Aunque no lo parezca siempre hay tiempo para todo. Para la gente
que queremos y también para las tertulias sociales. Para la dispersión y el
entretenimiento más inocuo, pero ilustrativo y hasta balsámico. Para la literatura
y también para uno mismo; y esas extrañas reuniones privadísimas de las que
sólo se sale, cuando se sale, tan excitado como taciturno, tan harto de la obscena
palabrería (alrededor, pero también adentro) de los dioses y diosecillos ajenos,
como insatisfecho y decepcionado por la dimensión exacta de las propias
fuerzas, la fatiga súbita del intelecto y de los sentidos ante la luz que nunca
acaba de llegar y el cuerpo en la penumbra que somos y no sabemos cómo somos. O
algo así.
Quiero decir, pues, que podemos abstraernos de casi todo y
situarnos más allá de la realidad: exactamente en su limbo o en la telúrica carta
de ajuste de una televisión ideal que sólo respondiera a nuestros designios.

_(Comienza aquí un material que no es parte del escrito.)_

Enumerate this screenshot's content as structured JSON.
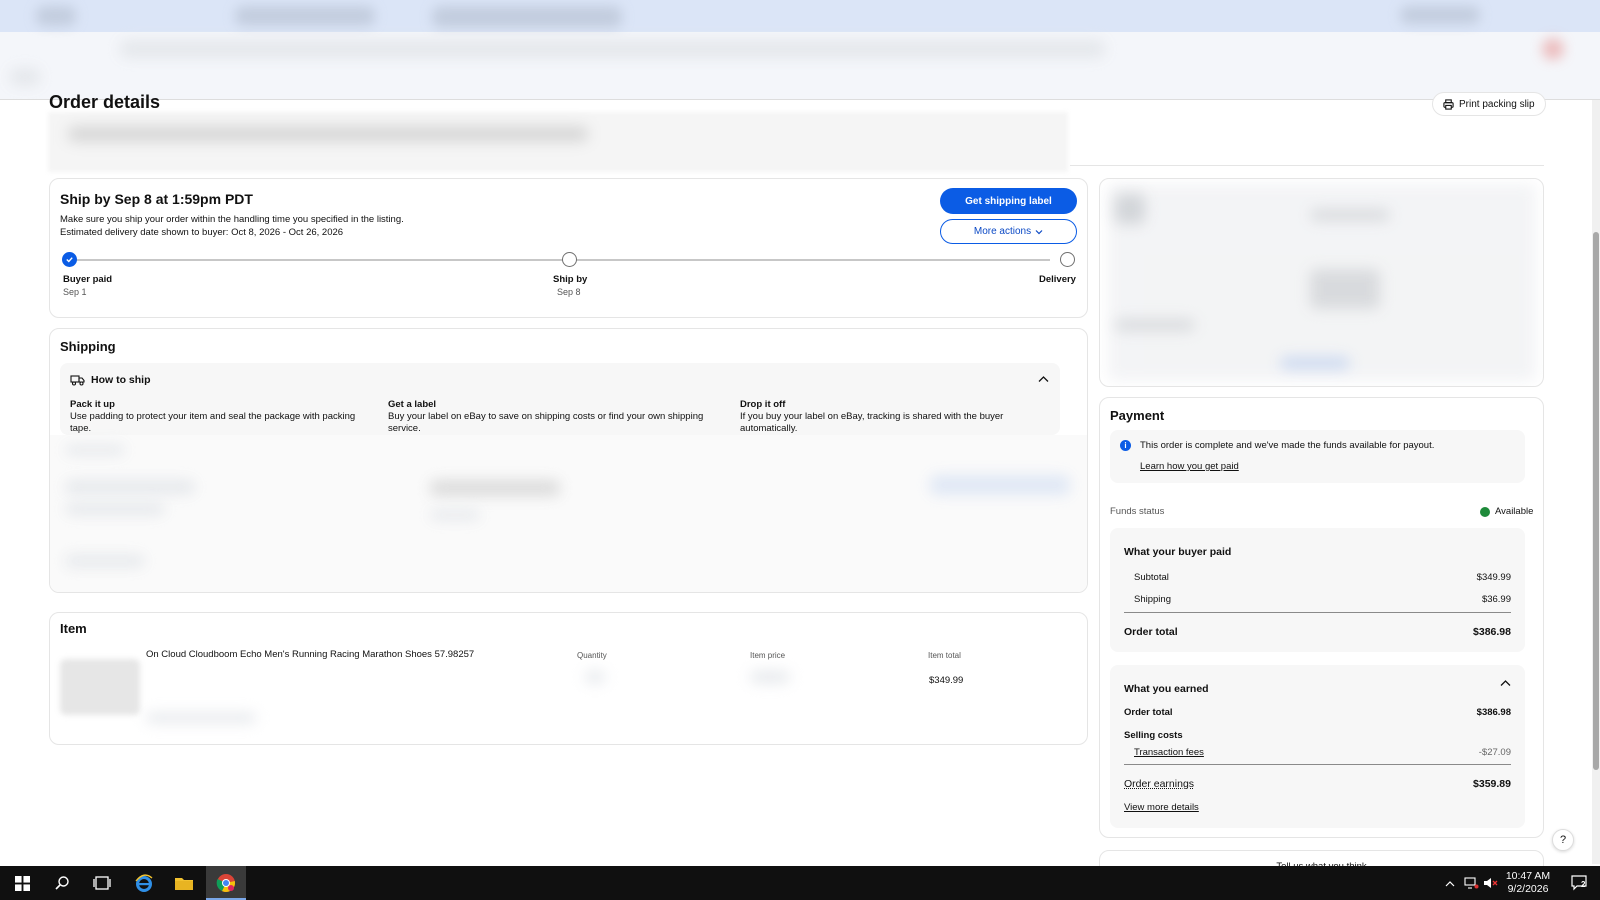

Este pasado fin de semana tocó deportes.
Por un lado, el Mallorca salvó en Córdoba la categoría, y hasta
los muebles, poniéndose ahora, al parecer, entre las manoplas de Aouate y las frías manos millonarias de
Abramovich. O viceversa. Por el otro,
Rafael Nadal volvió a lucir nuestra
ancestral destreza de honderos míticos en la tierra batida de París, como si en
las playas de Manacor o Normandía. Entre ambos, la selección de España preparaba
el Mundial de Brasil, con Diego Costa
como jugador más español entre los españoles. No bromeo. Para ser español lo primero,
y casi que lo único, es querer serlo. Cómo no.